Les éléments essentiels de la contemplation spirituelle (Thomas Merton ; 4-6)

Poursuivons, en cette seconde étape, le résumé des éléments essentiels de la contemplation spirituelle :

  • 4 – La contemplation est l’œuvre de l’amour, et le contemplatif donne la preuve de son amour en quittant tout, y compris les choses les plus spirituelles, pour Dieu, et en vivant dans le néant, le détachement, et « la nuit ». Mais le facteur décisif dans la contemplation, c’est l’action gratuite et imprévisible de Dieu. Lui seul peut accorder le don de la grâce mystique et se faire connaître par le contact ineffable et secret qui révèle sa présence dans les profondeurs de l’âme. Ce qui compte, ce n’est pas l’amour de l’âme pour Dieu, mais l’amour de Dieu pour l’âme.

  • 5 – Cette connaissance de Dieu dans l’inconnaissance n’est pas intellectuelle, ni même, au sens strict, affective. Elle n’est pas l’œuvre de telle ou telle faculté unissant l’âme à quelque objet extérieur. Elle est œuvre d’union intérieure et d’identification dans la charité divine : on connaît Dieu en devenant un avec Lui.
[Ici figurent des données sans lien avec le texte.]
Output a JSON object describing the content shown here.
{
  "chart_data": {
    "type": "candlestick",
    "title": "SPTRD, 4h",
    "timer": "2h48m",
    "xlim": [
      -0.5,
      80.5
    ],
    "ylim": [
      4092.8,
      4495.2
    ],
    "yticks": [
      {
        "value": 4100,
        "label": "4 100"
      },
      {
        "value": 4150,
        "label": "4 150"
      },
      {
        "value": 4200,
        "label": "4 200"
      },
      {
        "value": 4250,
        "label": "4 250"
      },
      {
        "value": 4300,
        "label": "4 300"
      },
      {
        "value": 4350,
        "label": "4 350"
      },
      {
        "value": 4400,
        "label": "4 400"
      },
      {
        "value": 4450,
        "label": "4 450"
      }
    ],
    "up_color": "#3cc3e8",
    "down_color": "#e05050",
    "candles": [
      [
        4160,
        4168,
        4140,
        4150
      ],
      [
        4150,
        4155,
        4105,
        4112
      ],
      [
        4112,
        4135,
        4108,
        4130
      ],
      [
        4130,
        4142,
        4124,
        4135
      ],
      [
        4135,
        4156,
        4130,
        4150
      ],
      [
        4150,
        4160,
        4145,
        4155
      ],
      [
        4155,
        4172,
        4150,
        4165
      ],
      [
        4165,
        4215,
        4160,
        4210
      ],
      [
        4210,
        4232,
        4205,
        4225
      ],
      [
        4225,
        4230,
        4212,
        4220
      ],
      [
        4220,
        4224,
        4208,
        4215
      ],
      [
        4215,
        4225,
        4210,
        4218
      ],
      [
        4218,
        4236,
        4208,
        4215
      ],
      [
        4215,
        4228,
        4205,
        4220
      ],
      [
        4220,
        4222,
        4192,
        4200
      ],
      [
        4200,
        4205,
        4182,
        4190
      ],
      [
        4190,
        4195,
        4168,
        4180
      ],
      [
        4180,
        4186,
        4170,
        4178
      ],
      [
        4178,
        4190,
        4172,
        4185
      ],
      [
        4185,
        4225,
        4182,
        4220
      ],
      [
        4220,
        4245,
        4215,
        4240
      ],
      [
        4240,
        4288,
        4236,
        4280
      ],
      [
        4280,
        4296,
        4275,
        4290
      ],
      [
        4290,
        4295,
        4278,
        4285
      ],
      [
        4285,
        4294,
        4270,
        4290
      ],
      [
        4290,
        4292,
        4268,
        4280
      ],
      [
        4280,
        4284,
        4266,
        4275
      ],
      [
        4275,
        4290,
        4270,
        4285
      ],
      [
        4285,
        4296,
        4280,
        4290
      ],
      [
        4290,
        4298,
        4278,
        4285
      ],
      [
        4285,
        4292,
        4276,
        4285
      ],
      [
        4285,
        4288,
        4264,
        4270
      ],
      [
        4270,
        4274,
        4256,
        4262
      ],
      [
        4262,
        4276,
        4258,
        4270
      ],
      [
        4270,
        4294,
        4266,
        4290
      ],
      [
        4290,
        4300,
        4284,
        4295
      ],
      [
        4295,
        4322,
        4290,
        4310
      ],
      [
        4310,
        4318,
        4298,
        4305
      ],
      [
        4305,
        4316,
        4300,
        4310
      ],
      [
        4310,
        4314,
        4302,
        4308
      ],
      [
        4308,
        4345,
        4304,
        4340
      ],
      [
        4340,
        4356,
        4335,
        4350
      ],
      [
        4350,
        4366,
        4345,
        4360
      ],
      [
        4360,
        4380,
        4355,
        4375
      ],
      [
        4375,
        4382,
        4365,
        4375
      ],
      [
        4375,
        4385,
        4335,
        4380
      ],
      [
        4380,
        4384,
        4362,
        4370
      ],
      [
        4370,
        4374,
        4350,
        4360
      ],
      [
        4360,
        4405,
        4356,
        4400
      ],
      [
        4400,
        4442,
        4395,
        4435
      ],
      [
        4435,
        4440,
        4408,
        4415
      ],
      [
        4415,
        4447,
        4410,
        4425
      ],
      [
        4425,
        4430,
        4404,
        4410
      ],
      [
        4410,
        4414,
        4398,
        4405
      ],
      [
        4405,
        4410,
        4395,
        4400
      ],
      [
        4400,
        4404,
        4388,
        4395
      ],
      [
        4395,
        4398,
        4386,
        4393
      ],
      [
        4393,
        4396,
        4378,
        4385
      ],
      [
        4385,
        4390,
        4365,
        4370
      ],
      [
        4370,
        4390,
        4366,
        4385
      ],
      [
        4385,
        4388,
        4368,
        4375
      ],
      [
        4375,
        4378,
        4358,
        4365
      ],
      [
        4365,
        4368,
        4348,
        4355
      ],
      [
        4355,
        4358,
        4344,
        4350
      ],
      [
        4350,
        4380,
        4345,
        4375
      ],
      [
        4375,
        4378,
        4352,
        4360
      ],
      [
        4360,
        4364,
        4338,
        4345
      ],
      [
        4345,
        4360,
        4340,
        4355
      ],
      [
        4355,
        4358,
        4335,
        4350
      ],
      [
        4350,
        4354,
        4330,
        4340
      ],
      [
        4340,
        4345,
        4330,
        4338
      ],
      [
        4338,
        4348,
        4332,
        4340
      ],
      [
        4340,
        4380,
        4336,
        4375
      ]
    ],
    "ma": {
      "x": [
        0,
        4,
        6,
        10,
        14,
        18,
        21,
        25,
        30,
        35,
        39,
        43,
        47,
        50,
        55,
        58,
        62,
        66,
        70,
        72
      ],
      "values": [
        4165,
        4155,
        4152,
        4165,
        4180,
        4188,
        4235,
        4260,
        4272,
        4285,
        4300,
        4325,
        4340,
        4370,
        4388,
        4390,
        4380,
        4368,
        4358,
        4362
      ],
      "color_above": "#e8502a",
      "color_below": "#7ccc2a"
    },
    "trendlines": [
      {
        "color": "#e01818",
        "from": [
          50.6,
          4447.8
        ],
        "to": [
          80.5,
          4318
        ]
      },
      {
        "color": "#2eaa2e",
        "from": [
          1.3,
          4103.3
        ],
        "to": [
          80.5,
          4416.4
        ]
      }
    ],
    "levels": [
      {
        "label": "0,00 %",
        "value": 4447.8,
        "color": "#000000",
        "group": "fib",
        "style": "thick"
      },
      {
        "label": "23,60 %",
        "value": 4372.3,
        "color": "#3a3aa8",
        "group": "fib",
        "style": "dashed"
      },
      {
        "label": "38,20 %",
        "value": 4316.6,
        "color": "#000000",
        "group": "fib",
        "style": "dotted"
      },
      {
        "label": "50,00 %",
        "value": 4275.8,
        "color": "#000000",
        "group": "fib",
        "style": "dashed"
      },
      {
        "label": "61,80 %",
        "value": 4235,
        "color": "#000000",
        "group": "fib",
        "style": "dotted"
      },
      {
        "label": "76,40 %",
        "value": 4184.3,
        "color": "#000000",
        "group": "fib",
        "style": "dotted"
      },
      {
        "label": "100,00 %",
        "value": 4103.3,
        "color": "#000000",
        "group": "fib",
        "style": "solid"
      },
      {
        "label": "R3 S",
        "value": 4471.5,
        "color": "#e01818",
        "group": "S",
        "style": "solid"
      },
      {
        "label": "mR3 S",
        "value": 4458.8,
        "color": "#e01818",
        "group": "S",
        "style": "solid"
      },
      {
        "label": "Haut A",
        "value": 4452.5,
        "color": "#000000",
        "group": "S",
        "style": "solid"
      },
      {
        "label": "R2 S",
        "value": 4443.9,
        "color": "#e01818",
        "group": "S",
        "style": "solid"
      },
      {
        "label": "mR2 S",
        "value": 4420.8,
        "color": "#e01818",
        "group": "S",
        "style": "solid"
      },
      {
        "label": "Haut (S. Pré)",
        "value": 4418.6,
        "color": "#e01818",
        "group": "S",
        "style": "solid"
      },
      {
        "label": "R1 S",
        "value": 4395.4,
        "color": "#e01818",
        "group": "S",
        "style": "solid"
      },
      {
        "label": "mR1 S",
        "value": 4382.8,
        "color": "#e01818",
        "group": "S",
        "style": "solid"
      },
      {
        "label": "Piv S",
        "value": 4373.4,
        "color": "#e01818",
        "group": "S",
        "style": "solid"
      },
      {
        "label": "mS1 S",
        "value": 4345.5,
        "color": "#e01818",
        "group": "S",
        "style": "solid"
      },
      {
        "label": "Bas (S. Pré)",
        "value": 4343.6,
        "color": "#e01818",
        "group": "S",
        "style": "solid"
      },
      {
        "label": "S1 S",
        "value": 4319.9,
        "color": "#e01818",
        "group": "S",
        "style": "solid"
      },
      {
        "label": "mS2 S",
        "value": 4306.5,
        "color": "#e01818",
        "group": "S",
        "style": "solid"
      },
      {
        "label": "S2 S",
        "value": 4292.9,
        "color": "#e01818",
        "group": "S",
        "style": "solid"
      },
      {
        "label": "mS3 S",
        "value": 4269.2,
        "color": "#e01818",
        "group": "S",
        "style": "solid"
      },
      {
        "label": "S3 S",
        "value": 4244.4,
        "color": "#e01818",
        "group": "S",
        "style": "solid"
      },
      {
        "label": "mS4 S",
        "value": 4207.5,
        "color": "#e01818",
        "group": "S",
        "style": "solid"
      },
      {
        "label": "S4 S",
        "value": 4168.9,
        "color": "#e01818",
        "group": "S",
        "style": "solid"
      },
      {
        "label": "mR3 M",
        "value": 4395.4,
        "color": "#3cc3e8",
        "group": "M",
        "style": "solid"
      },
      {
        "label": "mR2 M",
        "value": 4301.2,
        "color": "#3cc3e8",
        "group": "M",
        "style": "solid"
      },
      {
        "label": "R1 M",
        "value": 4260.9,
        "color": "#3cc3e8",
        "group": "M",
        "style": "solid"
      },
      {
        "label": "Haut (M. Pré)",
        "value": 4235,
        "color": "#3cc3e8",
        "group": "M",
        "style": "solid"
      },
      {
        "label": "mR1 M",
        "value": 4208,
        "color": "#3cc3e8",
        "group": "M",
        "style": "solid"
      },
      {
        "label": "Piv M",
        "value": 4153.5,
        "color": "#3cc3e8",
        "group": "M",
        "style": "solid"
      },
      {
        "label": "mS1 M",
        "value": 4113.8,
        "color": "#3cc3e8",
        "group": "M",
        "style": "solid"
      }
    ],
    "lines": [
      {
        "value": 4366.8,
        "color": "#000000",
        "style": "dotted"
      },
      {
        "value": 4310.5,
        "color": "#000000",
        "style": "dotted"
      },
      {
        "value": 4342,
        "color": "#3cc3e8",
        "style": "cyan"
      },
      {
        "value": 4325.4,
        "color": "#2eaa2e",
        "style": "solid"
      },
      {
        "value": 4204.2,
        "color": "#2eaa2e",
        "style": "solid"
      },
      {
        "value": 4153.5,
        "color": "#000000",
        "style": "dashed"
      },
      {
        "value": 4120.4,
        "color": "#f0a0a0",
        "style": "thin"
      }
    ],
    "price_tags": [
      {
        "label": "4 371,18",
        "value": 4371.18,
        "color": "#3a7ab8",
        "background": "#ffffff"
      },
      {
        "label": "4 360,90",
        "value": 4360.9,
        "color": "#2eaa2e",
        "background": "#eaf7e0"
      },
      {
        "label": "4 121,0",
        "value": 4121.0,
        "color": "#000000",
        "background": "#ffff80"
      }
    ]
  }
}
On l’appréhende en devenant l’objet de ses miséricordes infinies.

  • 6 – La contemplation, c’est un amour et une connaissance surnaturels de Dieu, à la fois simples et obscurs, infusés par lui au sommet de l’âme, et donnant à l’âme un contact direct et expérimental avec lui. La contemplation mystique, c’est l’intuition de Dieu procédant d’un amour pur. C’est un don de Dieu qui transcende absolument toutes les capacités naturelles de l’âme et que nul ne peut acquérir par un quelconque effort de sa part. Mais Dieu le donne à l’âme pour autant qu’elle est pure et vidée de toute affection pour les choses extérieures à Lui. Autrement dit, elle est Dieu se manifestant Lui-même, selon la promesse du Christ, à ceux qui l’aiment. Et pourtant l’amour dont ils l’aiment est également un don de Lui ; nous ne l’aimons que parce que Lui nous a aimés le premier. Nous le cherchons parce que Lui nous a déjà trouvés. Ipse prior dilexit nosMais ce qu’il faut souligner, c’est que la contemplation est elle-même le fruit et la perfection de la charité pure. Celui qui aime Dieu a conscience que la joie la plus grande, la perfection de la béatitude, est d’aimer Dieu et de renoncer à tout pour l’amour de Dieu seul… ou pour l’amour de l’amour seul, puisque Dieu Lui-même est amour. La contemplation est l’expérience intellectuelle du fait que Dieu est l’Amour infini, qu’Il s’est donné totalement à nous, et que dès lors, l’amour est la seule chose qui compte.